🤖 AI Summary
Scientific domains often suffer from scarce labeled data, and conventional supervised fine-tuning risks compromising the generalizability and robustness of vision foundation models. To address this challenge, this work proposes FINO, a novel self-supervised domain adaptation method that operates without labels by leveraging generic metadata—encompassing both discrete and continuous types—as self-supervisory signals to guide the model in preserving task-relevant information while suppressing irrelevant variations. FINO integrates standard self-supervised objectives with a lightweight metadata-guided mechanism, enabling effective downstream deployment with only a simple probe head. Extensive experiments across diverse scientific domains—including subcellular fluorescence microscopy, Earth observation, wildlife monitoring, and medical imaging—demonstrate that FINO consistently outperforms existing unsupervised domain adaptation approaches, fully supervised fine-tuning baselines, and domain-specific state-of-the-art methods.
📝 Abstract
We propose a label-free approach to adapt powerful but generic vision foundation models to specialized scientific domains.
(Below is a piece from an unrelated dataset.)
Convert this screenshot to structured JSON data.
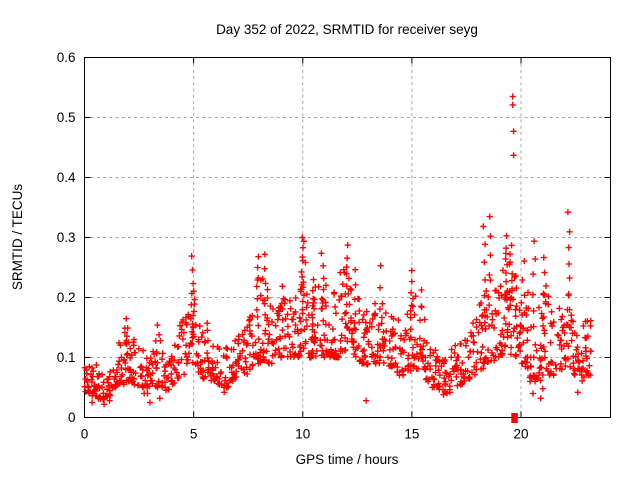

Standard supervised fine-tuning is often ill-suited to these settings: labels are scarce, and task-specific training can collapse the model's generality and hurt robustness. We instead leverage metadata to adapt representations to new domains in a self-supervised manner. Our method, FINO, combines a standard self-supervised objective with flexible metadata guidance that handles both highly granular discrete metadata and continuous metadata. It encourages the representation to preserve informative factors while suppressing spurious ones. Across subcellular fluorescence microscopy, Earth observation, wildlife monitoring, and medical imaging, FINO consistently outperforms standard unsupervised domain adaptation and fully supervised adaptation. It also exceeds highly-specialized domain-specific state of the art, while using no task labels for backbone adaptation and only lightweight probes for supervision.